Il embarque devant Djidjelli (Algérie) dix compagnies du régiment de Picardie soit environ 800 hommes supplémentaires[21]. Il y a donc une surcharge d'hommes dont certains blessés, outre les membres d'équipage destinés à manœuvrer le navire. La traversée met quatre jours, durant lesquels les membres de l'équipage doivent écoper car le navire prend l'eau.
À son retour à Toulon, le Commandeur de Verdille, capitaine de vaisseau, se voit refuser l'accès à la rade, les navires susceptibles d'apporter la peste étant mis en quarantaine par l’Intendant de la Marine Louis Testard de la Guette. S'étant éloigné de la rade de Toulon, le vaisseau se disloque, s'ouvre en deux et coule à pic — « comme du marbre » selon les témoignages des rescapés — dans la rade d'Hyères, à proximité des îles d'Hyères, avec à son bord les dix premières compagnies du régiment de Picardie.

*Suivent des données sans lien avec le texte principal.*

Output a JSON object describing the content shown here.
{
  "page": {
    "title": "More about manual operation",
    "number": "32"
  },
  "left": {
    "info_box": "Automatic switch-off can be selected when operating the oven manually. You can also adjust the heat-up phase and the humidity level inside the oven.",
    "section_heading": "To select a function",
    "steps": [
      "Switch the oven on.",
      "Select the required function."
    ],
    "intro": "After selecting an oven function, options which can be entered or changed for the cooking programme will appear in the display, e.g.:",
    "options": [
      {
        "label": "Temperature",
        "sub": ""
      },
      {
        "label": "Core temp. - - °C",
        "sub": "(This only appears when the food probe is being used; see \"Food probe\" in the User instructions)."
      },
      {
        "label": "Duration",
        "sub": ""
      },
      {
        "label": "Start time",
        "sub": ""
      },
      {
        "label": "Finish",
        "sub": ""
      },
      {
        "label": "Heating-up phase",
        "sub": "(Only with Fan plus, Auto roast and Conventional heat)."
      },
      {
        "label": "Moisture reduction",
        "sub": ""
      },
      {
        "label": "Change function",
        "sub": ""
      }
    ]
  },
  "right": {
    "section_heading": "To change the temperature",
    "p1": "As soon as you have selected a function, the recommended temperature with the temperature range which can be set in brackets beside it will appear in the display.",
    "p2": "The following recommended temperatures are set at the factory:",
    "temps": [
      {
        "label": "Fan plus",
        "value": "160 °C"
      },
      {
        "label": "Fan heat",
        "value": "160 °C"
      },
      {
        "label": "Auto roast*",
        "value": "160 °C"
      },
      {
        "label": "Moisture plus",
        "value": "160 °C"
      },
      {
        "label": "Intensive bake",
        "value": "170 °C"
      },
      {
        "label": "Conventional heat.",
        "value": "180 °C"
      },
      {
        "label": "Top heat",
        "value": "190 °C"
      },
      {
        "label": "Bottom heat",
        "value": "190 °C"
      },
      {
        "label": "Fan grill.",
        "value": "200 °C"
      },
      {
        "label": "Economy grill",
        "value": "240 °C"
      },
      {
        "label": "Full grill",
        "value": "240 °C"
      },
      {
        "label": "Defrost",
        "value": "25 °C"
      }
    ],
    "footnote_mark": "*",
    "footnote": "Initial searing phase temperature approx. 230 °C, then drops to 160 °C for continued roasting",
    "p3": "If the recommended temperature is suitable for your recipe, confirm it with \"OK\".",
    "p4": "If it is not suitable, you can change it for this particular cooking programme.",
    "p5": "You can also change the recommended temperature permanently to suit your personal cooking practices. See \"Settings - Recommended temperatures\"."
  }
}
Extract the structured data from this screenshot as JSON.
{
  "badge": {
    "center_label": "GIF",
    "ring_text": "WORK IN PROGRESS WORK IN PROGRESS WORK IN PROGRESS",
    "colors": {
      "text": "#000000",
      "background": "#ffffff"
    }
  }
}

Plus de 700 hommes périssent noyés, avec parmi eux le général de la Guillotière, l'un des deux maréchaux de camp du comte de Gadagne durant l'expédition[22],[23]. Une centaine de rescapés parviennent à gagner l'île de Port-Cros mais, abandonnés sur cette île déserte de 7 km2, ils meurent tous de faim[24]. Le Commandeur de Verdille et Antoine Bœsset de La Villedieu (aide de camp du général de la Guillotière) s'en réchappent tous les deux à la nage[25],[22]. On n'aurait compté en tout que quelques dizaines de rescapés, voire seulement 24 selon Bachelot[26].
Le , l'épave de La Lune est découverte par hasard par l'équipe de Paul-Henri Nargeolet lors de tests de plongée du Nautile[27], submersible de recherche de l'IFREMER[24], gisant par 90 m de profondeur au large de Carqueiranne. Le navire, au fur et à mesure des années, s'est effondré sur lui-même et le site a fini par créer un tumulus de 3,5 m de hauteur, les pièces d'artillerie restant alignées.
Le site est alors succinctement expertisé et marqué par les archéologues et, en attendant d'entreprendre une véritable fouille de l'épave, opération longue et coûteuse, il est protégé par arrêté préfectoral dès le [4].
L'année suivante, Marie-Chantal Aiello a réalisé un documentaire pour France 3, La Lune et le Roi Soleil. Pascal Guérin et Herlé Jouon ont réalisé, en 2013, un documentaire intitulé L'Épave cachée du Roi-Soleil pour Arte. En 2018, la série documentaire Enquêtes en Eaux Profondes consacre à l'exploration de l'épave un épisode, intitulé "On a plongé sur la Lune"[28].
La campagne de 2012 est prévue pour durer 5 jours seulement, car la zone est localisée dans une zone militaire soumise à une haute surveillance.
Les membres de l'équipe de fouilles sous la direction de Michel L'Hour souhaitent remonter de l'épave de la vaisselle, des armes et également un canon en bronze. La profondeur nécessite une préparation intense de l'expédition. Cette profondeur, ajoutée au fait que cette opération soit la première menée par l'André Malraux, donne à la fouille un enjeu particulier[29].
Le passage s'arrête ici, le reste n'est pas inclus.